Zero Tolerance Strikes Again

Opal Cat, I wish you would at least put in a call to the administrator. It might go nowhere, but it might get the principle a little talking to about over reacting. It won’t help your kid, but it could help others.

You are correct. I should’ve read more closely.

I agree that it was wrong to bring it to school and to use it on the bus. I agree that he was no doubt disruptive on the bus as a result of playing with it. If they had sent him home for the day, or given him a day of in-school suspension or something, I would have totally supported them on it. I have had many conversations with him over the last day about making good choices, and responsibility, and so on. He was punished, but only for one day. I don’t think that what he did warrants more than one day of punishment. And he is well aware that he did something wrong. He also knows that I think the school went overboard in their reaction.

As for my interaction with the assistant principal, it wasn’t the wisest thing in the world, but I was so upset I was shaking and trying very hard not to cry and believe me, I held back 99% of what I really wanted to say. That’s why I didn’t call the school yesterday to talk to the principal, either. I wanted to give myself time to not be so pissed off when I addressed them, for fear of saying something I’d regret.

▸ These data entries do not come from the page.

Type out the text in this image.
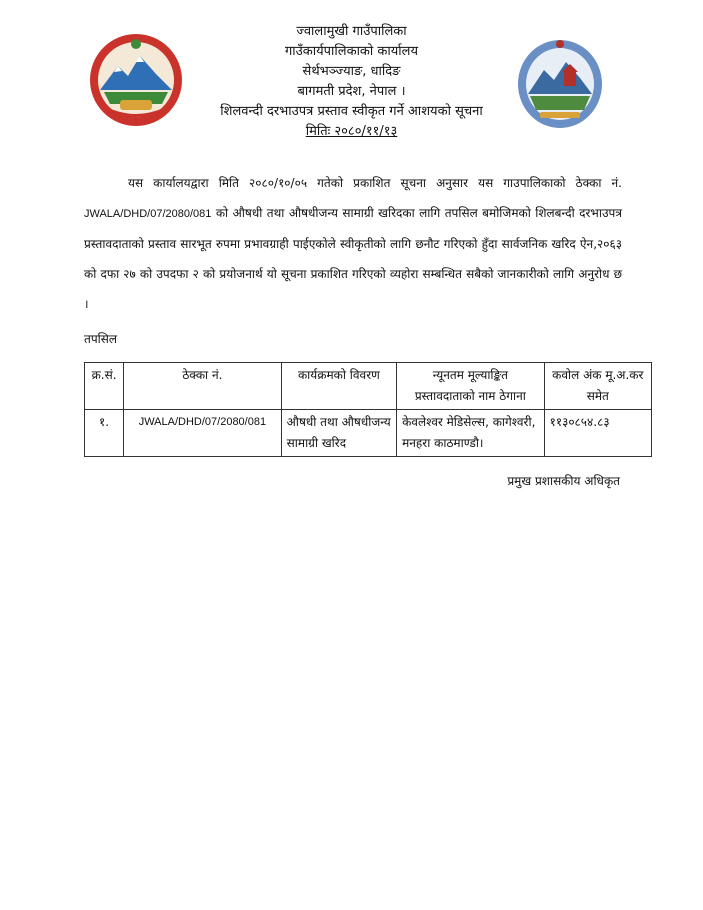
ज्वालामुखी गाउँपालिका
गाउँकार्यपालिकाको कार्यालय
सेर्थभञ्ज्याङ, धादिङ
बागमती प्रदेश, नेपाल ।
शिलवन्दी दरभाउपत्र प्रस्ताव स्वीकृत गर्ने आशयको सूचना
मितिः २०८०/११/१३

यस कार्यालयद्वारा मिति २०८०/१०/०५ गतेको प्रकाशित सूचना अनुसार यस गाउपालिकाको ठेक्का नं. JWALA/DHD/07/2080/081 को औषधी तथा औषधीजन्य सामाग्री खरिदका लागि तपसिल बमोजिमको शिलबन्दी दरभाउपत्र प्रस्तावदाताको प्रस्ताव सारभूत रुपमा प्रभावग्राही पाईएकोले स्वीकृतीको लागि छनौट गरिएको हुँदा सार्वजनिक खरिद ऐन,२०६३ को दफा २७ को उपदफा २ को प्रयोजनार्थ यो सूचना प्रकाशित गरिएको व्यहोरा सम्बन्धित सबैको जानकारीको लागि अनुरोध छ ।

तपसिल
क्र.सं.	ठेक्का नं.	कार्यक्रमको विवरण	न्यूनतम मूल्याङ्कित प्रस्तावदाताको नाम ठेगाना	कवोल अंक मू.अ.कर समेत
१.	JWALA/DHD/07/2080/081	औषधी तथा औषधीजन्य सामाग्री खरिद	केवलेश्वर मेडिसेल्स, कागेश्वरी, मनहरा काठमाण्डौ।	११३०८५४.८३
प्रमुख प्रशासकीय अधिकृत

I understand the point made about “confusing” Dominic, but, and you’ll just have to take my word for it because I can’t prove it to you, I feel confident that he wasn’t confused by it. For one thing, he saw the look in my face earlier and he knew I was mad at him, and from that I’m sure he realized there would be some form of consequence at home (he knows me well). For another, he’s almost twelve, it’s not like he’s four years old or something where they’re in the early stages of forming their logic and so on. I think he’s capable of realizing that some situations are more complex. Now, I agree with the principle of the comment, and consistency as well as following through with what you say are things that are very important to me and that I follow in virtually every instance. This situation just had me so thrown for a loop that I wasn’t prepared for how to deal with it.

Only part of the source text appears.